Literature.—The chief modern commentaries are those of Nowack (Die Kleinen Propheten, 1897; 2nd ed., 1904) and Marti (Dodekapropheton, 1904), where detailed references to the older literature may be found; cf. Wellhausen, Die Kleinen Propheten (3rd ed., 1898). In English, reference may be made to Cheyne (“Micah,” in the Cambridge Bible, 1882; 2nd ed., 1895), and to G. A. Smith (“The Book of the Twelve,” vol. i., in The Expositor’s Bible, 1896); also to the articles on “Micah” by Nowack in Hastings’s Dict. of the Bible (1900), iii. 359, 360, and by Cheyne in the Ency. Bibl. (1902), iii. c. 3068–3074, the latter incorporating most of the original article (Ency. Brit. 9th ed.) by W. Robertson Smith, which has been revised above. For a review of recent criticism see Cheyne, introduction to W. R. Smith’s The Prophets of Israel, 2nd ed., pp. xxiii.-xxvii.; also Ency. Bib. loc. cit. J. M. P. Smith discusses “The Strophic Structure of the Book of Micah” in a volume of Old Test. and Semitic Studies: in memory of W. R. Harper (Chicago, 1908).  (W. R. S.) 

  1. A confusion between the two prophets of the name has led to the insertion in the Massoretic text of 1 Kings xxii. 28 of a citation from Micah i. 2, rightly absent from the LXX.
  2. See, however, Gray, Hebrew Proper Names, p. 157: “In later times they were perhaps virtually synonymous; but this is not to be assumed for early times. The shorter forms may well have had a purely secular reference, signifying ‘who is like this child’?”

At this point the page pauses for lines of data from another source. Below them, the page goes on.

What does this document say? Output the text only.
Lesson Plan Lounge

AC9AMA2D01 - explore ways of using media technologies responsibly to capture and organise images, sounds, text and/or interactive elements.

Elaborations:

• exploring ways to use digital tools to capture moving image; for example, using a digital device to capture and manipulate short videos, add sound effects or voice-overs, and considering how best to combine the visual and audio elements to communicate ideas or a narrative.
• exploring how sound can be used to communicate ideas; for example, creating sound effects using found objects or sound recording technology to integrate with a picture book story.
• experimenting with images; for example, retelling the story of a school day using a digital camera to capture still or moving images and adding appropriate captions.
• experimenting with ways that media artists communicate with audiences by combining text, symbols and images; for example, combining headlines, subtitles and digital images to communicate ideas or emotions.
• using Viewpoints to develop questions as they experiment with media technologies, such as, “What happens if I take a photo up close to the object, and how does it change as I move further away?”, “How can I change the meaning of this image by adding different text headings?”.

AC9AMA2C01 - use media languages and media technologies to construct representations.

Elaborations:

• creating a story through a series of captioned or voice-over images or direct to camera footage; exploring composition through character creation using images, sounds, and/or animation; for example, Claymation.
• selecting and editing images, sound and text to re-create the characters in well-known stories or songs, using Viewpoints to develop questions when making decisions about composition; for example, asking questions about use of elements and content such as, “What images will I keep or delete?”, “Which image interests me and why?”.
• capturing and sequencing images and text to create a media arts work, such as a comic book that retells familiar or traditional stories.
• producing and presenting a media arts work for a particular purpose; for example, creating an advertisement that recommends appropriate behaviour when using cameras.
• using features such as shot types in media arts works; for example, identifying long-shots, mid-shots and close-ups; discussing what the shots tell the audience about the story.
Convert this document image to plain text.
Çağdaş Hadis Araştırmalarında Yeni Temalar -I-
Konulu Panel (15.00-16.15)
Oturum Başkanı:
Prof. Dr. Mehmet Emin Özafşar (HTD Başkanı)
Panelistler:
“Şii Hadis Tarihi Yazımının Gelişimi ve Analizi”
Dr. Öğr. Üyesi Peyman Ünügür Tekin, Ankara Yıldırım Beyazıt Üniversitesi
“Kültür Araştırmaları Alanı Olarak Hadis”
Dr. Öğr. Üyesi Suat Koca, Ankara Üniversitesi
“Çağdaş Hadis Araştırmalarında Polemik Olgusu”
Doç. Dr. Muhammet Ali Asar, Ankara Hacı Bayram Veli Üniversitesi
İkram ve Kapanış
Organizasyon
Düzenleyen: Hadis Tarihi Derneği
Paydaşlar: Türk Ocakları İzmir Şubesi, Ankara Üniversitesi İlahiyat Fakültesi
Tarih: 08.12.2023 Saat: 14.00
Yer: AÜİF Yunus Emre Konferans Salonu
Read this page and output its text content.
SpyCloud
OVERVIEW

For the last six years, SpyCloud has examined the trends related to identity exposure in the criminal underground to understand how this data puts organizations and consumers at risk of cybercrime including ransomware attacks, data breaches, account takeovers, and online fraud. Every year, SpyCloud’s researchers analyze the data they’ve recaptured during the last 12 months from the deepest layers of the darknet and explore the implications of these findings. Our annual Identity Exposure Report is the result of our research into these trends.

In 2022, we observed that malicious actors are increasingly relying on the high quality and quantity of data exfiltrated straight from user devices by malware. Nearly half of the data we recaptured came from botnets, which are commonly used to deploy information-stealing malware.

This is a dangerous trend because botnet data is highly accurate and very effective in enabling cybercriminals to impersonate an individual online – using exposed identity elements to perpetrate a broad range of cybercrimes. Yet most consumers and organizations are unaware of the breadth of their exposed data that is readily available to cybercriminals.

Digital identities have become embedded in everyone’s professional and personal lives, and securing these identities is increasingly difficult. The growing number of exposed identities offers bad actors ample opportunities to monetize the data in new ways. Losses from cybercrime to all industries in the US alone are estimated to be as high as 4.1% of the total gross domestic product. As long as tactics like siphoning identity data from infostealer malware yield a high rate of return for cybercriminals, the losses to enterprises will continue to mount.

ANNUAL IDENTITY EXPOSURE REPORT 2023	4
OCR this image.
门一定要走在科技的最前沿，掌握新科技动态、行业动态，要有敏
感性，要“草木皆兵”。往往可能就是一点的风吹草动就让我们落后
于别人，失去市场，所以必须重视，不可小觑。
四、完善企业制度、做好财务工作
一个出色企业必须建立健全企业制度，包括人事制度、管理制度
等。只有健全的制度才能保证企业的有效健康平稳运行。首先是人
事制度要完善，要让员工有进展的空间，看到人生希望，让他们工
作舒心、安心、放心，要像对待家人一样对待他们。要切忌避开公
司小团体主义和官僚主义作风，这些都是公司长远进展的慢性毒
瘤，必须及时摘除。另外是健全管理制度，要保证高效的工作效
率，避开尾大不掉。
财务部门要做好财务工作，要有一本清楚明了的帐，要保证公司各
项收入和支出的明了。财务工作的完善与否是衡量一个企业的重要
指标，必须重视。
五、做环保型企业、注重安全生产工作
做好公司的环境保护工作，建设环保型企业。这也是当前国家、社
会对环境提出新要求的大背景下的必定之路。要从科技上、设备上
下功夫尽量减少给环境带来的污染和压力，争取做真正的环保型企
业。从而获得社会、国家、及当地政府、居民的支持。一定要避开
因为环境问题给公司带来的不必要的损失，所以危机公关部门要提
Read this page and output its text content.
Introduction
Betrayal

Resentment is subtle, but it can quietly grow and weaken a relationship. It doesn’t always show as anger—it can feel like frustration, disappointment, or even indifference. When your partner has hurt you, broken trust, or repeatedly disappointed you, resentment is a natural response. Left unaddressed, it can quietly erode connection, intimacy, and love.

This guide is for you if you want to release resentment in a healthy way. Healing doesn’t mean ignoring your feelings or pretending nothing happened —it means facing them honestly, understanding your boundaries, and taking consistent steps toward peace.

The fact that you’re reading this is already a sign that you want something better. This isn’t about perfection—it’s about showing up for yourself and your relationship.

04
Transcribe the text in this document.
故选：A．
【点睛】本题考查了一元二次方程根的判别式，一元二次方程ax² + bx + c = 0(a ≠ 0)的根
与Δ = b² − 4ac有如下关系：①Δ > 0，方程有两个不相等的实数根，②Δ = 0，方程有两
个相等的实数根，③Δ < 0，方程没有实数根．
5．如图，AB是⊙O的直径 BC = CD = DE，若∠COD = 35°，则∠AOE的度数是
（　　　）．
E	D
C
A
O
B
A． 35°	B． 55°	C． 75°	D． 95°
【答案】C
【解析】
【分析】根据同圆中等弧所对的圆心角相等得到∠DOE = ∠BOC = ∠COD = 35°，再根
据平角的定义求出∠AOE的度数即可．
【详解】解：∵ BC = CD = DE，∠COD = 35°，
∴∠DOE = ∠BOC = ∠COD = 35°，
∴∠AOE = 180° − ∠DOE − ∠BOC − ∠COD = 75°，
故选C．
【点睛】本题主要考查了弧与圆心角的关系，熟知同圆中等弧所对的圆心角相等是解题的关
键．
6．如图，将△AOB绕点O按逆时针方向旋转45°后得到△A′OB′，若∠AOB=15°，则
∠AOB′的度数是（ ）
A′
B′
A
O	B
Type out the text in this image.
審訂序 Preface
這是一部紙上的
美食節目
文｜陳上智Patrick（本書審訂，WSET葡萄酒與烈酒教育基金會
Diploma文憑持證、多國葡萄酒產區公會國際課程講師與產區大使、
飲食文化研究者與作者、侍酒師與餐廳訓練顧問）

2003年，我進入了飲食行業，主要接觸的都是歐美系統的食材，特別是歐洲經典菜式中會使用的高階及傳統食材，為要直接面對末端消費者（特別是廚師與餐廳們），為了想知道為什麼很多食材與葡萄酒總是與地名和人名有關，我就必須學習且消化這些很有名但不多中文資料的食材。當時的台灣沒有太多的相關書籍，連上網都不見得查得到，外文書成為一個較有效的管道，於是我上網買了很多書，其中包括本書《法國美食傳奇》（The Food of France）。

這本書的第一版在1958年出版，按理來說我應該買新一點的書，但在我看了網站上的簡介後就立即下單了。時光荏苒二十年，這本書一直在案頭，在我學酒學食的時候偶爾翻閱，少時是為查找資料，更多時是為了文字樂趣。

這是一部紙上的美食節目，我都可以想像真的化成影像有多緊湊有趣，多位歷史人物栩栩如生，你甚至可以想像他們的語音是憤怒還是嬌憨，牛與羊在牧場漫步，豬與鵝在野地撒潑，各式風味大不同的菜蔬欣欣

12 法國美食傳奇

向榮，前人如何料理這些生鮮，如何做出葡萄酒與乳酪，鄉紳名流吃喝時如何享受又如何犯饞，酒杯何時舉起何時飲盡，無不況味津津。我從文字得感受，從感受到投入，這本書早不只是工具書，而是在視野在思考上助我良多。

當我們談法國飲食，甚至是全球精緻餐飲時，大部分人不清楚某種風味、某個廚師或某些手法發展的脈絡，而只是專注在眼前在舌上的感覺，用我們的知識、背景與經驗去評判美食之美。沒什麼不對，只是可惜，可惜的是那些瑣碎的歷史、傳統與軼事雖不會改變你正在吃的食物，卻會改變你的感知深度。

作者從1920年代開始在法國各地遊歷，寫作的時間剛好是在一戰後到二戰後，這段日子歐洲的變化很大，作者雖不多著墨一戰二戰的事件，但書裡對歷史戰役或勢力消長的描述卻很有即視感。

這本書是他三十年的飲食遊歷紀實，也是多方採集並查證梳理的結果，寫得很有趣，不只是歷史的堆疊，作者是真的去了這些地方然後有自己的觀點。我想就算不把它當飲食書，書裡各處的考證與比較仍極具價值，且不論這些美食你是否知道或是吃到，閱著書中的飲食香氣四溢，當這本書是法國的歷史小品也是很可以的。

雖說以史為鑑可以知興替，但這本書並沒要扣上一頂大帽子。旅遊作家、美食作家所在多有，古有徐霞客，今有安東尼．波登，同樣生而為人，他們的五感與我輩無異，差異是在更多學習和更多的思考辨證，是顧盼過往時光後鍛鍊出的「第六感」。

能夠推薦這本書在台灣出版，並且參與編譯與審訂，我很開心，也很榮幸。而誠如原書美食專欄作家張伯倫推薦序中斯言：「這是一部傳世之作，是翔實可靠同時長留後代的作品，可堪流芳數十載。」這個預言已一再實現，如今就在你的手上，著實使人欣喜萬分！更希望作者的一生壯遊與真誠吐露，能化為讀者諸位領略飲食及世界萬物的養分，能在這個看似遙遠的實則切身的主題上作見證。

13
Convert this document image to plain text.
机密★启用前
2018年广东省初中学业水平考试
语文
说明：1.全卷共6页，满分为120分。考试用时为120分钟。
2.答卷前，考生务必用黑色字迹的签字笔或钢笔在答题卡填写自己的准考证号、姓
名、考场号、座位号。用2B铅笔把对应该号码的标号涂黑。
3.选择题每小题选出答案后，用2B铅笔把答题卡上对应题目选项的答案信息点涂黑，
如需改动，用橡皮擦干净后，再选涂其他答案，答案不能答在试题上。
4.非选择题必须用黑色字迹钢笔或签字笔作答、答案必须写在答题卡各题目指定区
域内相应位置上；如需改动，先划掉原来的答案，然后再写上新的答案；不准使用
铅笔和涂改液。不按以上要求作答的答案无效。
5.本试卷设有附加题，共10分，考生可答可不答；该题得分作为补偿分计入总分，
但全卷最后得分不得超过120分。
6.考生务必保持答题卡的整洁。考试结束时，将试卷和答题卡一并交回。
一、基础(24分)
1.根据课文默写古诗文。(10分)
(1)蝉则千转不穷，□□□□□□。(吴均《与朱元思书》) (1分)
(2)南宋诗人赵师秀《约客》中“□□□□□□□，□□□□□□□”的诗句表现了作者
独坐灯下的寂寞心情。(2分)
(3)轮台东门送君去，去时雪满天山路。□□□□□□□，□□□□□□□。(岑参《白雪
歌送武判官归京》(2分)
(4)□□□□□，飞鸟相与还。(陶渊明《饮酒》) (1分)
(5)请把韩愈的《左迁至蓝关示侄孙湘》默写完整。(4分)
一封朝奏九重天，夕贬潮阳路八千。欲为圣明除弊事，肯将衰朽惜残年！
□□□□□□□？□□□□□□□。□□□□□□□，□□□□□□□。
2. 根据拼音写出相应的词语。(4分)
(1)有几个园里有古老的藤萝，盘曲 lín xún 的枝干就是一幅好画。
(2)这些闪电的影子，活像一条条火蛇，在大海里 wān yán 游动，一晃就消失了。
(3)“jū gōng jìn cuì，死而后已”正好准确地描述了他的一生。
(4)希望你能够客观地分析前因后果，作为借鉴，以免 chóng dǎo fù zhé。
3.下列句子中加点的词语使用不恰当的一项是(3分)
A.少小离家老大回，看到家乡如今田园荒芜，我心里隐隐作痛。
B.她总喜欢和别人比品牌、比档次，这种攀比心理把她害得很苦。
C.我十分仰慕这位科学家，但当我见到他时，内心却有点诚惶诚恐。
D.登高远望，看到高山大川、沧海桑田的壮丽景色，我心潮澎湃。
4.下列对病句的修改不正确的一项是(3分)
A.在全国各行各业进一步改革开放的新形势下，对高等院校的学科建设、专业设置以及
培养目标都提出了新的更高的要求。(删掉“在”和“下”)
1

  3. He is called “the Morashtite” (Mic. i. I; Jer. xxvi. 18) from his birthplace, Moresheth-Gath. That Micah lived in the Shephelah or Judaean lowland near the Philistine country is clear from the local colouring of i. 10 seq., where a number of places in this quarter are mentioned together (in connexion with the war in Philistia), and their names played upon in a way that could hardly have suggested itself to any but a man of the district. The paronomasia makes the verses difficult, and in i. 14 none of the ancient versions recognizes Moresheth-Gath as a proper name. The word Morashtite (Mōrashti) was therefore obscure to them; but this only gives greater weight to the traditional pronunciation with 6 in the first syllable, which is as old as the LXX., and goes against the view, taken by the Targum both on Micah and on jeremiah, and followed by some moderns (including Cheyne, E.B., 3198), that Micah came from Mareshah. When Eusebius placed Mωρασθεί near Eleutheropolis it is not likely that he is thinking of Mareshah (Maresa), for he speaks of the former as a village and of the latter as a ruin 2 m. from Eleutheropolis. Jerome too in the Epit. Paulae (Ep. cviii.), speaking as an eye-witness, distinguishes Morashtim, with the church of Micah’s sepulchre, from Maresa., This indeed was after the pretended miraculous discovery of the relics of Micah in A.D. 385; but the name of the village which then existed (Praef. in Mich.) can hardly have been part of a pious fraud.
  4. These two verses are a prophecy of restoration; they are admittedly an interruption in their present context (so, e.g., Driver, G. A. Smith); they belong in substance to the second section of the book (iv. v.).